Don't expect TaxAct to sport any of the fancy gewgaws that power the competition. There's no way to import data from personal finance programs such as Quicken or Money, for example, and no way to import last year's return unless you prepared it with TaxAct. (That alone will steer away anyone who used TurboTax or TaxCut last year; the import will easily save you 30 minutes in total prep time.) Nor does TaxAct feature data downloads from brokers or payroll companies into the 1099 and W-2 section of a return or include links to real-world tax advisers. Neither does it warn you when you run into a part of the return that covers a law that changed during 2001.
The price is right
With so much missing, why bother with TaxAct? It's the money. You can download the elementary TaxAct Basic for free, put your return on paper, and, for the price of a few stamps, send it on its merry way. And for just $10, the more capable TaxAct Deluxe adds 20 forms (such as Form 8396, Mortgage Interest Credit), a what-if tax planner, and a joint vs. separate comparison report that shows you if it makes sense to file as Married Filing Separate. Your $10 lets you download the program from the TaxAct site, prepare a return, and e-file it.
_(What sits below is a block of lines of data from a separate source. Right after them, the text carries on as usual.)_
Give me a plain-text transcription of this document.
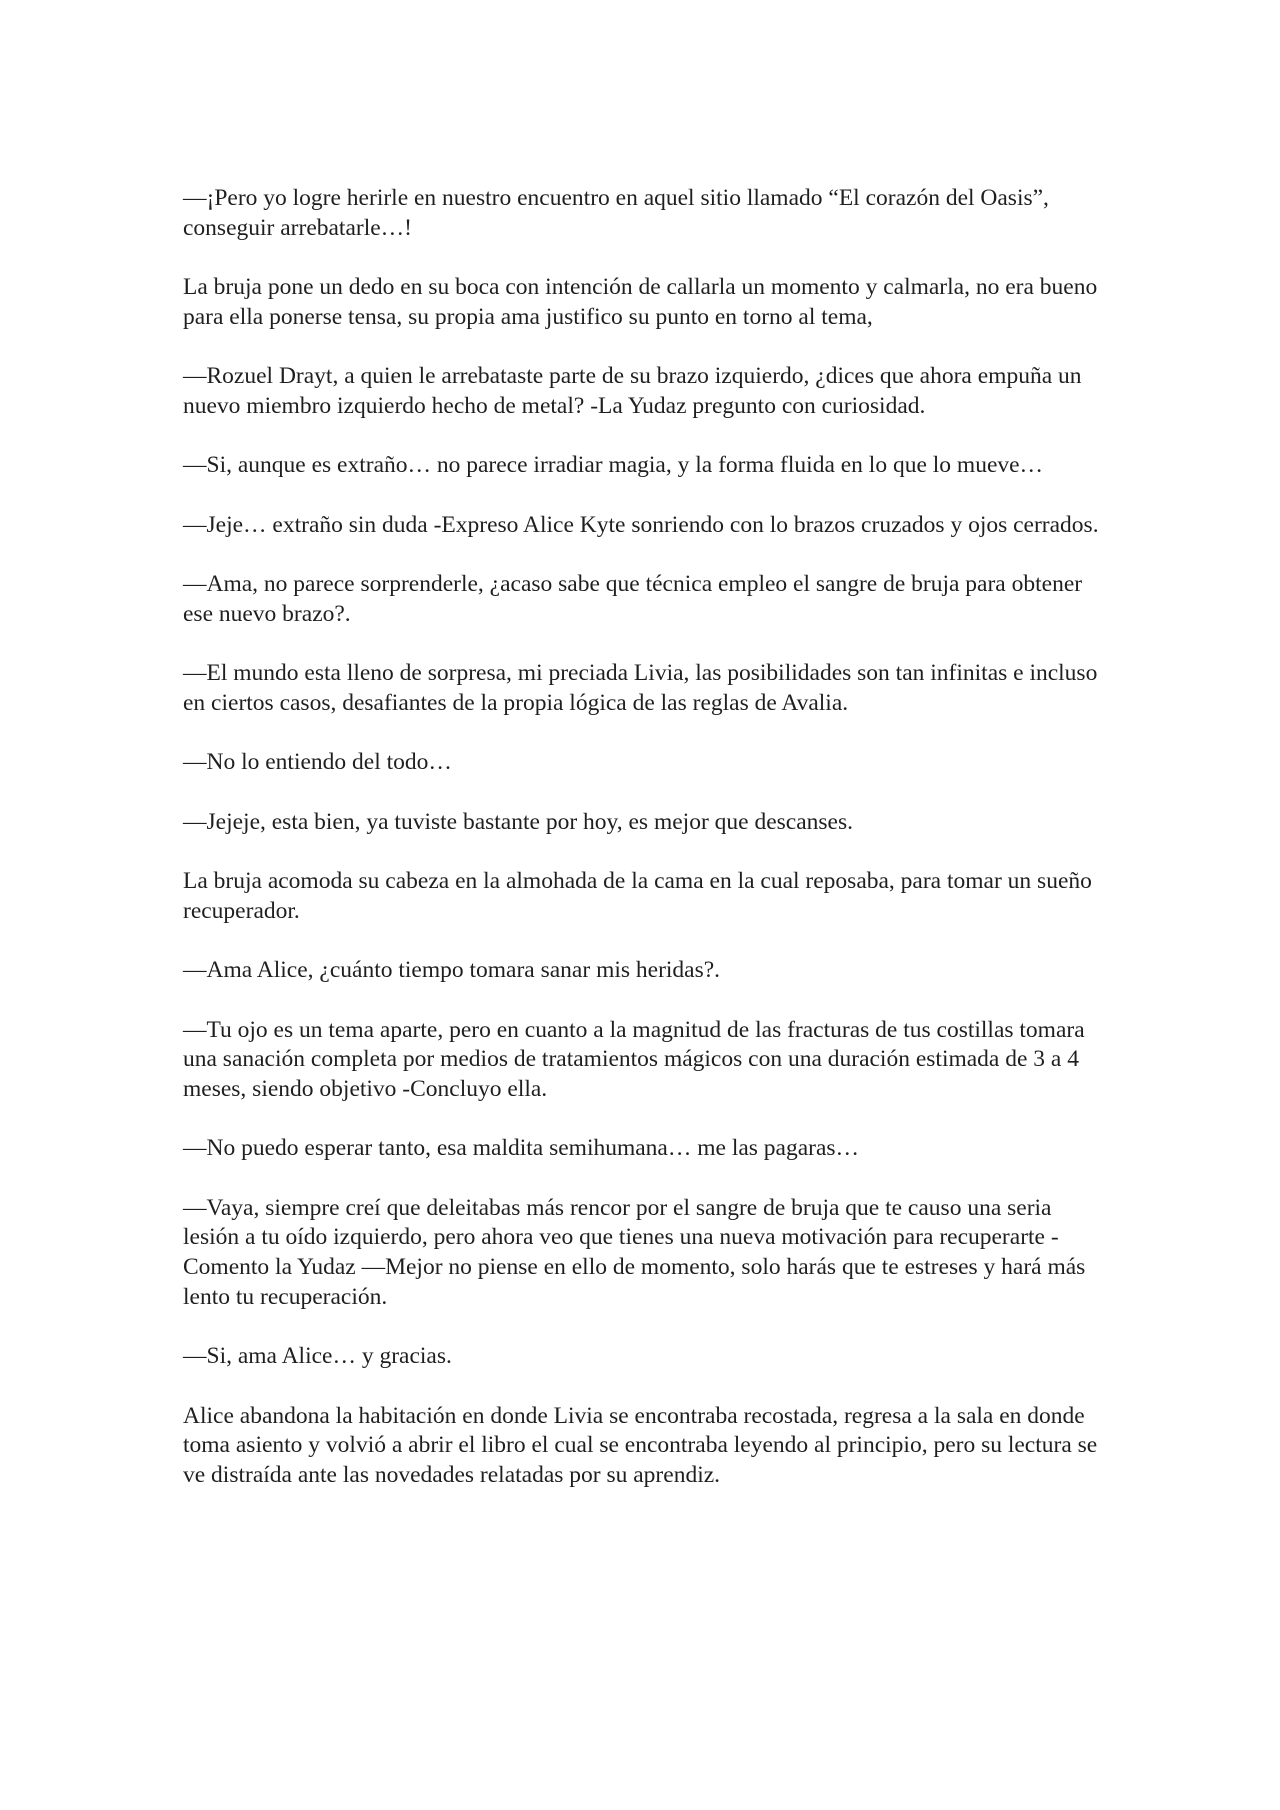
—¡Pero yo logre herirle en nuestro encuentro en aquel sitio llamado “El corazón del Oasis”, conseguir arrebatarle…!

La bruja pone un dedo en su boca con intención de callarla un momento y calmarla, no era bueno para ella ponerse tensa, su propia ama justifico su punto en torno al tema,

—Rozuel Drayt, a quien le arrebataste parte de su brazo izquierdo, ¿dices que ahora empuña un nuevo miembro izquierdo hecho de metal? -La Yudaz pregunto con curiosidad.

—Si, aunque es extraño… no parece irradiar magia, y la forma fluida en lo que lo mueve…

—Jeje… extraño sin duda -Expreso Alice Kyte sonriendo con lo brazos cruzados y ojos cerrados.

—Ama, no parece sorprenderle, ¿acaso sabe que técnica empleo el sangre de bruja para obtener ese nuevo brazo?.

—El mundo esta lleno de sorpresa, mi preciada Livia, las posibilidades son tan infinitas e incluso en ciertos casos, desafiantes de la propia lógica de las reglas de Avalia.

—No lo entiendo del todo…

—Jejeje, esta bien, ya tuviste bastante por hoy, es mejor que descanses.

La bruja acomoda su cabeza en la almohada de la cama en la cual reposaba, para tomar un sueño recuperador.

—Ama Alice, ¿cuánto tiempo tomara sanar mis heridas?.

—Tu ojo es un tema aparte, pero en cuanto a la magnitud de las fracturas de tus costillas tomara una sanación completa por medios de tratamientos mágicos con una duración estimada de 3 a 4 meses, siendo objetivo -Concluyo ella.

—No puedo esperar tanto, esa maldita semihumana… me las pagaras…

—Vaya, siempre creí que deleitabas más rencor por el sangre de bruja que te causo una seria lesión a tu oído izquierdo, pero ahora veo que tienes una nueva motivación para recuperarte -Comento la Yudaz —Mejor no piense en ello de momento, solo harás que te estreses y hará más lento tu recuperación.

—Si, ama Alice… y gracias.

Alice abandona la habitación en donde Livia se encontraba recostada, regresa a la sala en donde toma asiento y volvió a abrir el libro el cual se encontraba leyendo al principio, pero su lectura se ve distraída ante las novedades relatadas por su aprendiz.
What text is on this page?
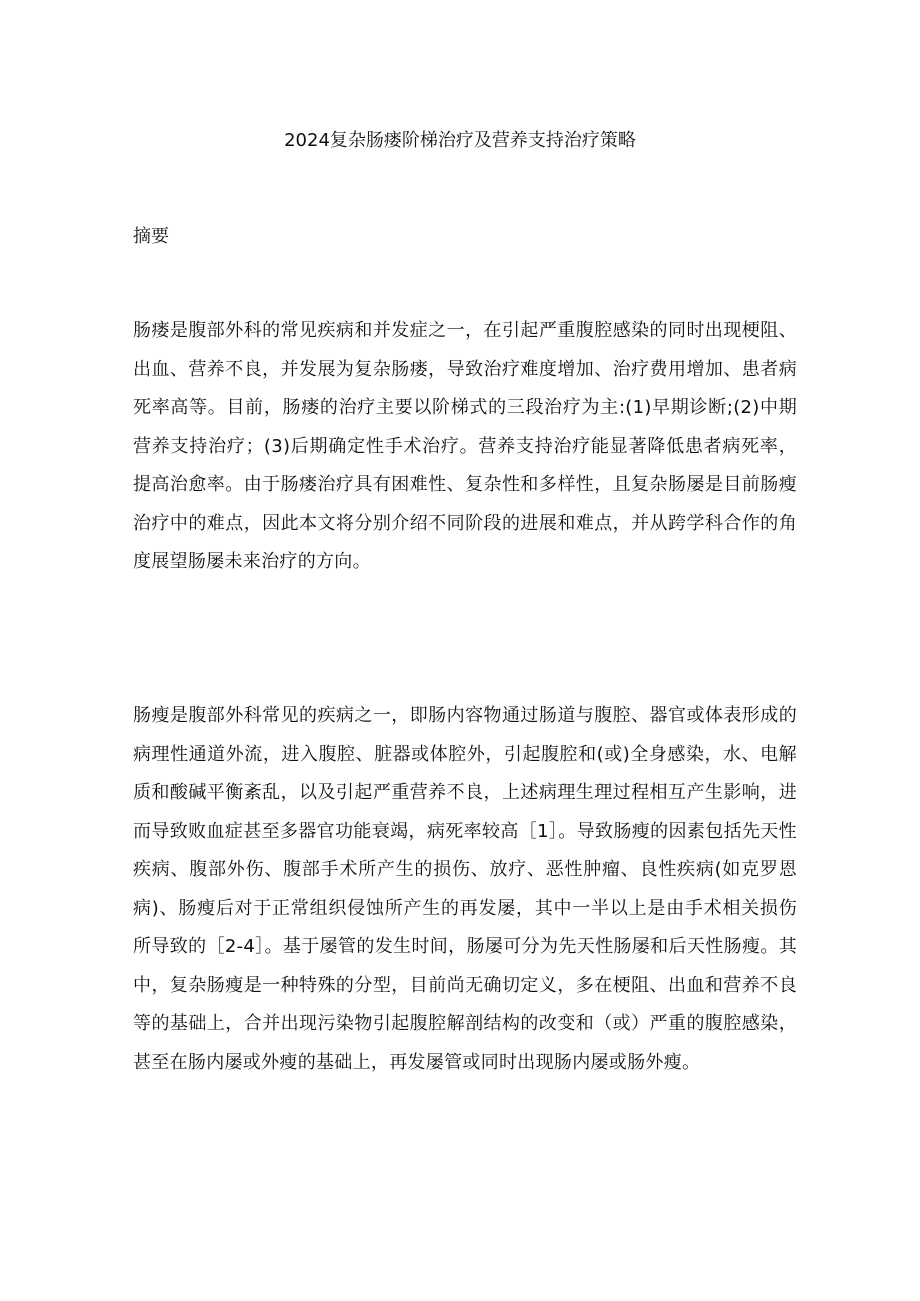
2024复杂肠瘘阶梯治疗及营养支持治疗策略
摘要

肠瘘是腹部外科的常见疾病和并发症之一，在引起严重腹腔感染的同时出现梗阻、出血、营养不良，并发展为复杂肠瘘，导致治疗难度增加、治疗费用增加、患者病死率高等。目前，肠瘘的治疗主要以阶梯式的三段治疗为主:(1)早期诊断;(2)中期营养支持治疗；(3)后期确定性手术治疗。营养支持治疗能显著降低患者病死率，提高治愈率。由于肠瘘治疗具有困难性、复杂性和多样性，且复杂肠屡是目前肠瘦治疗中的难点，因此本文将分别介绍不同阶段的进展和难点，并从跨学科合作的角度展望肠屡未来治疗的方向。

肠瘦是腹部外科常见的疾病之一，即肠内容物通过肠道与腹腔、器官或体表形成的病理性通道外流，进入腹腔、脏器或体腔外，引起腹腔和(或)全身感染，水、电解质和酸碱平衡紊乱，以及引起严重营养不良，上述病理生理过程相互产生影响，进而导致败血症甚至多器官功能衰竭，病死率较高［1］。导致肠瘦的因素包括先天性疾病、腹部外伤、腹部手术所产生的损伤、放疗、恶性肿瘤、良性疾病(如克罗恩病)、肠瘦后对于正常组织侵蚀所产生的再发屡，其中一半以上是由手术相关损伤所导致的［2-4］。基于屡管的发生时间，肠屡可分为先天性肠屡和后天性肠瘦。其中，复杂肠瘦是一种特殊的分型，目前尚无确切定义，多在梗阻、出血和营养不良等的基础上，合并出现污染物引起腹腔解剖结构的改变和（或）严重的腹腔感染，甚至在肠内屡或外瘦的基础上，再发屡管或同时出现肠内屡或肠外瘦。
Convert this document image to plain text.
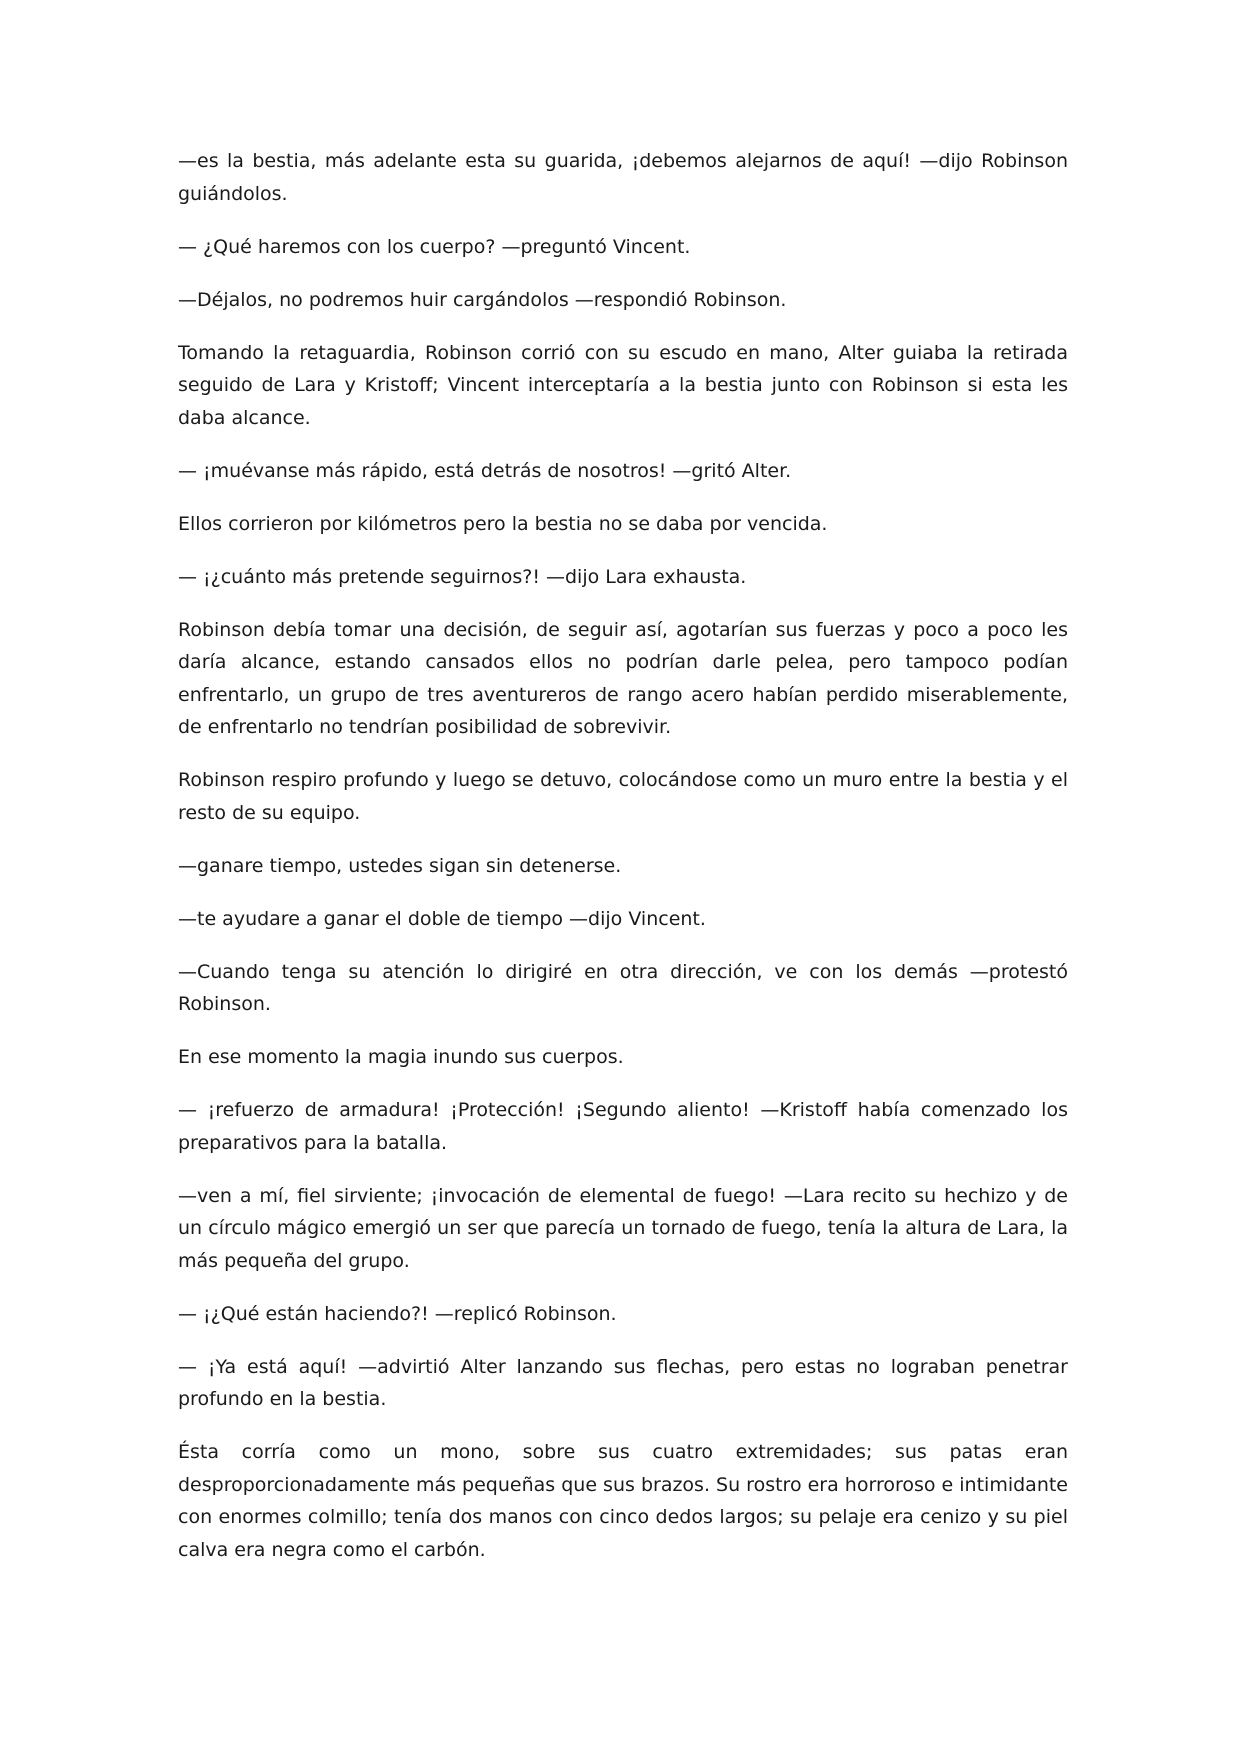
—es la bestia, más adelante esta su guarida, ¡debemos alejarnos de aquí! —dijo Robinson guiándolos.

— ¿Qué haremos con los cuerpo? —preguntó Vincent.

—Déjalos, no podremos huir cargándolos —respondió Robinson.

Tomando la retaguardia, Robinson corrió con su escudo en mano, Alter guiaba la retirada seguido de Lara y Kristoff; Vincent interceptaría a la bestia junto con Robinson si esta les daba alcance.

— ¡muévanse más rápido, está detrás de nosotros! —gritó Alter.

Ellos corrieron por kilómetros pero la bestia no se daba por vencida.

— ¡¿cuánto más pretende seguirnos?! —dijo Lara exhausta.

Robinson debía tomar una decisión, de seguir así, agotarían sus fuerzas y poco a poco les daría alcance, estando cansados ellos no podrían darle pelea, pero tampoco podían enfrentarlo, un grupo de tres aventureros de rango acero habían perdido miserablemente, de enfrentarlo no tendrían posibilidad de sobrevivir.

Robinson respiro profundo y luego se detuvo, colocándose como un muro entre la bestia y el resto de su equipo.

—ganare tiempo, ustedes sigan sin detenerse.

—te ayudare a ganar el doble de tiempo —dijo Vincent.

—Cuando tenga su atención lo dirigiré en otra dirección, ve con los demás —protestó Robinson.

En ese momento la magia inundo sus cuerpos.

— ¡refuerzo de armadura! ¡Protección! ¡Segundo aliento! —Kristoff había comenzado los preparativos para la batalla.

—ven a mí, fiel sirviente; ¡invocación de elemental de fuego! —Lara recito su hechizo y de un círculo mágico emergió un ser que parecía un tornado de fuego, tenía la altura de Lara, la más pequeña del grupo.

— ¡¿Qué están haciendo?! —replicó Robinson.

— ¡Ya está aquí! —advirtió Alter lanzando sus flechas, pero estas no lograban penetrar profundo en la bestia.

Ésta corría como un mono, sobre sus cuatro extremidades; sus patas eran desproporcionadamente más pequeñas que sus brazos. Su rostro era horroroso e intimidante con enormes colmillo; tenía dos manos con cinco dedos largos; su pelaje era cenizo y su piel calva era negra como el carbón.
Sounds reasonable, right? But add a state return for another $13 and the return's e-file fee ($5), and suddenly you're in the same price ballpark as the much more capable TaxCut. (Even the Ultimate TaxAct Bundle, which combines federal and one state return, runs $25 total when you toss in an e-file for the state return.) So, unless you stick with just a federal return, TaxAct's not the bargain-basement program it appears to be.
Be warned: You get what you pay for. TaxAct may be cheap (or free), but its program help and tax-advice help stink compared to TurboTax's or TaxCut's. TaxAct's tax help is terse; it offers no how-to video clips. Tech support is likewise second-rate; there's only e-mail access to the help desk, and the online FAQ file skimps on details of nearly every topic except e-filing.
No help means more work hours
We had a tougher time putting together our sample return with TaxAct than with TurboTax or TaxCut. It took us more than four hours to finish a test return in TaxAct, primarily because we weren't able to import the extensive investment and business expense numbers we'd accumulated during the year.
Our advice: Download Basic for free or Deluxe for $10 only if you have a straightforward return and know the ins and outs of taxes. Everyone else will be better off this year spending $10 for TaxCut Basic or $20 for TaxCut Deluxe.